Should you wish to make a memorial gift or a donation to the band, be assured that it will be gratefully received. Contact Sue Kristensen at 319-752-5764, Jim Priebe at 319-752-7305, or Mark Eveleth at 319-753-6900.
The band has been told that, because of the economic difficulties faced by the city, our regular funding from the City of Burlington has been discontinued for the new fiscal year which begins July 1. The city continues to support us in many ways including housing our music library, providing rehearsal space at Memorial Auditorium and maintaining the band shell in Crapo Park.
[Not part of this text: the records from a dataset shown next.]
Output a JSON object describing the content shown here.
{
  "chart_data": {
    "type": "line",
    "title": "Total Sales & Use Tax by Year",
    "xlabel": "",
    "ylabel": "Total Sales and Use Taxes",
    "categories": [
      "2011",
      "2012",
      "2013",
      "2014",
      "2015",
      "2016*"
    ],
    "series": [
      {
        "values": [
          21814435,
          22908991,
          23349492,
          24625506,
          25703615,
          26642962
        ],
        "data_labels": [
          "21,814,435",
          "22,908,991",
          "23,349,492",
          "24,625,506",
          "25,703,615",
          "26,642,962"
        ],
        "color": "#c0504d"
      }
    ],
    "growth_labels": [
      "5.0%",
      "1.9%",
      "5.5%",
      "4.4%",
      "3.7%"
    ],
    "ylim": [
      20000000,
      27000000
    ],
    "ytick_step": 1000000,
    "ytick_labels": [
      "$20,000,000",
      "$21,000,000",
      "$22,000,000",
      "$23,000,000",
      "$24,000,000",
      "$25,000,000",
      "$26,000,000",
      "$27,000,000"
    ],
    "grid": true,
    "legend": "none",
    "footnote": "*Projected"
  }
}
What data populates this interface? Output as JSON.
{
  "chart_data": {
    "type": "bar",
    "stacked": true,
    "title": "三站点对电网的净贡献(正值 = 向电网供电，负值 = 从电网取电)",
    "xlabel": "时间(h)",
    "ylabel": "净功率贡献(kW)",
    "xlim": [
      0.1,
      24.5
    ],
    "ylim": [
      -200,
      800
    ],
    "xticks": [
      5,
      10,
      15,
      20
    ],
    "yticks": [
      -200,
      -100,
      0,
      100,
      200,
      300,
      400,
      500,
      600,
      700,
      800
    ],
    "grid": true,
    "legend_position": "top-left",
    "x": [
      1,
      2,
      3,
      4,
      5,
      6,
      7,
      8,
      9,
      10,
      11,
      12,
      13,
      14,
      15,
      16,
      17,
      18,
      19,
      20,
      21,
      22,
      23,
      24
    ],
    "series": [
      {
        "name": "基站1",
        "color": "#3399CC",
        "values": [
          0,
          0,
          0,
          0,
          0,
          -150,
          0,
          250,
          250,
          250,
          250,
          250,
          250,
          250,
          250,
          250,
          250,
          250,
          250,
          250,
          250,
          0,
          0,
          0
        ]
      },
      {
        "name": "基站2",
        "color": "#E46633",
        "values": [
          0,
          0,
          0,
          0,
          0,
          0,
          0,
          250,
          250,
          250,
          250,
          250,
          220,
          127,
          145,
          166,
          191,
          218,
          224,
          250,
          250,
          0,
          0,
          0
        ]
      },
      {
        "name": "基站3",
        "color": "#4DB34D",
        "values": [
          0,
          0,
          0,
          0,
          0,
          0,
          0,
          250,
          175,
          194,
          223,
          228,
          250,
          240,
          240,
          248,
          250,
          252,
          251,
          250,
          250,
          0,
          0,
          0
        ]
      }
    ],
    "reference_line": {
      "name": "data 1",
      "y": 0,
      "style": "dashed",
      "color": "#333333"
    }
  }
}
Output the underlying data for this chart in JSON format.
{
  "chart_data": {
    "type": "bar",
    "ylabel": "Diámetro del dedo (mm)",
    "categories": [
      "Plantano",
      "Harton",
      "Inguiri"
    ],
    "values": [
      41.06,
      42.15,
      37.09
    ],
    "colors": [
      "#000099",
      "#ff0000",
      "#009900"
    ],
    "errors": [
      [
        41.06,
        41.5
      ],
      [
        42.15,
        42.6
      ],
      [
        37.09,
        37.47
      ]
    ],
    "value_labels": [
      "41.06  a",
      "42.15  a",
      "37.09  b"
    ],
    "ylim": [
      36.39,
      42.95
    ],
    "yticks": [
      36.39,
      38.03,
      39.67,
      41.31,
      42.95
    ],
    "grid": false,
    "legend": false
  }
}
We are grateful to The Henry and Elsie Starker Memorial Trust for sponsoring the remainder of this season, and to City Manager Bruce Slagle for his efforts in securing this support for us. We hope that readers of this web page will take a moment to contact city leaders to express their thanks as well.
Our concert of August 3 was shortened by rain, but our audience was not deprived of an enjoyable evening. Preceding our concert was a performance by Burlington Ontario Canada's Teen Tour Band which was in Burlington Iowa for the Burlington International Games. The band, under the direction of Sir William Hughes, performed on the lawn in front of the band shell surrounded by a most appreciative audience. We were quite impressed, and we hope the band enjoyed their time in Burlington Iowa. (Click on the photos for larger-size pictures.)
Those interested in learning more about the Teen Tour Band can visit their web site at http://www.teentourband.org/.
The concert will open with A Galop to End All Galops by Warren Barker, conducted by tubist Arnie Anderson. Trumpeter Derrick Murphy will follow with Richard Rodgers, a Symphonic Portrait for Concert Band arranged by Frank Erickson, including There is Nothin' Like a Dame, A Wonderful Guy, I Whistle a Happy Tune, Climb Every Mountain, and The Sound of Music. Derrick will then conduct Solid Gold Revival arranged by Paul Jennings, including Tequila, La Bamba, Lean on Me, At This Moment, and I Got You Babe. Arnie Anderson will return to the podium to conduct Gentle Tuba arranged by Lloyd Conley, featuring Arnie's section mate, tubist David Rappenecker.
Trumpeter Mark Eveleth will conduct one of Henry Fillmore's famous "trombone smears" Shoutin' Liza Trombone featuring the trombone section. Jim Priebe will conduct Hoagy Carmichael: An American Classic, arranged by James Kessler, including Lazy River, Star Dust, Heart and Soul, Skylark, and Georgia on My Mind. Hornist Kathy Wilson will take the podium to conduct two numbers: Percy Grainger's "Shepherd's Hey" English Morris Dance, and a Robert Russell Bennett arrangement of Richard Rodgers' The King and I, including I Whistle a Happy Tune, We Kiss in a Shadow, I Have Dreamed, and Hello, Young Lovers.
Flutist Marca Korb will conduct Dry Bones arranged by Paul Yoder and Somewhere out There by James Horner, Barry Mann and Cynthia Weil, arranged by John Edmondson, from the motion picture "American Tail." Finally, trumpeter Jennifer Hexom will conduct our traditional closing number, John Phillip Sousa's The Stars and Stripes Forever.